Writing is the Opposite of Letting Go

Writing came to me later, after I had my children, when I was searching for a medium that would help me reflect on life. Ideas of short stories started to pop up in my head while I was at work, so I began to jot them down in a note book, paying attention to my writing voice. The note books fattened as I wrote extensively about plots and characters. I became a closet writer and collected citations, beautiful words like rare flowers, and plenty of writers’ advice to comfort me.

The dystopian fantasy novel I had sketched out has remained in my drawer; instead, I threw myself into writing a memoir. I attended webinars and workshops and dared putting myself out there and call myself a writer. By submitting essays and lately a short story, I got a few successes buried in a pile of rejections, but as ungrateful as this writing business might be, I have kept going. Not because recognition will rush to me like it rushes to writers, who only have to sneeze to be noticed, but because I have gone from never showing my writing to daring to show it, like a woman who has the nerve to walk on the beach with her flawed body.

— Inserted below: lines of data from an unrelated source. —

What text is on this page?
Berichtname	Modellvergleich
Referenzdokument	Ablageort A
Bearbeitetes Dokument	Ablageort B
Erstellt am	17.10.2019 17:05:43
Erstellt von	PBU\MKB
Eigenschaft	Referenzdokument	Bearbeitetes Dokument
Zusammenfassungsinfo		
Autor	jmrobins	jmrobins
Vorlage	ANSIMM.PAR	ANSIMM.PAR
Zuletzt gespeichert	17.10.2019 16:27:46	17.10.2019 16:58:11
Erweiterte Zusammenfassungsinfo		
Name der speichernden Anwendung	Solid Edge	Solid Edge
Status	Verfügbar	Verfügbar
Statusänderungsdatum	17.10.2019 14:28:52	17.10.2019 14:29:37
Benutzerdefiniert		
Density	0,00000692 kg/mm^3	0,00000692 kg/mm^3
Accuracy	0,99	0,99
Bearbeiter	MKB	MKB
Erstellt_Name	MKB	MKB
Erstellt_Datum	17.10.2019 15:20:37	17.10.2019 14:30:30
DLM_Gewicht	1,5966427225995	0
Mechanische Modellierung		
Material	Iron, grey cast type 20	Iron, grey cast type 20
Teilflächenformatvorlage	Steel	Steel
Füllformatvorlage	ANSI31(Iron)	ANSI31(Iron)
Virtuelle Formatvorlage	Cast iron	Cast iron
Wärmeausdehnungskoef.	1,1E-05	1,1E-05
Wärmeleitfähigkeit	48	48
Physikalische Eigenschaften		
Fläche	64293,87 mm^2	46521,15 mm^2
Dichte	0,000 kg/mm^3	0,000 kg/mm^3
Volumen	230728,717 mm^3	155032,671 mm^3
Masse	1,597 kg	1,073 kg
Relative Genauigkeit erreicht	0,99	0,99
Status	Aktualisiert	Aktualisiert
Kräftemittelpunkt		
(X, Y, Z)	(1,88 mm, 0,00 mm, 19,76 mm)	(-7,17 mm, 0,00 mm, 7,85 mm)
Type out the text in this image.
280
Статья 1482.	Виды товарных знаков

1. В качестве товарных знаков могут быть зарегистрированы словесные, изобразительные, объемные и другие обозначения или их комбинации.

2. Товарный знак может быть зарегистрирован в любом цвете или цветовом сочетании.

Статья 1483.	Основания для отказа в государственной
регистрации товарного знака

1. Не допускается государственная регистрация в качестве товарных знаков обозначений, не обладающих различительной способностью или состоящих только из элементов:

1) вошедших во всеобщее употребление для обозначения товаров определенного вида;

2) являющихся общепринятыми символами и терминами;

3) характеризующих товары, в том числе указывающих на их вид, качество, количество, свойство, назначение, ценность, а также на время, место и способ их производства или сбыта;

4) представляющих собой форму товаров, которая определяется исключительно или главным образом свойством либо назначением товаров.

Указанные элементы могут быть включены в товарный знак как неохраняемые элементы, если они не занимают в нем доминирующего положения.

I have finished my memoir that still needs editing and when I think of quitting, discouraged I do not have enough time to craft and improve my writing, I think of how it has sustained me. I have pursued writing, stripped from its chocolate cake appeal of fame and money, because it fulfills my need to make sense of people’s life, mine included.

Writing is my chance of replaying life and paying attention to what I have missed, of reflecting about non bogus feelings that may touch others. I cannot let go of that now. It would be like watching myself fall from a cliff. And the more I hold onto writing, the worst that can happen is that I may get better at it.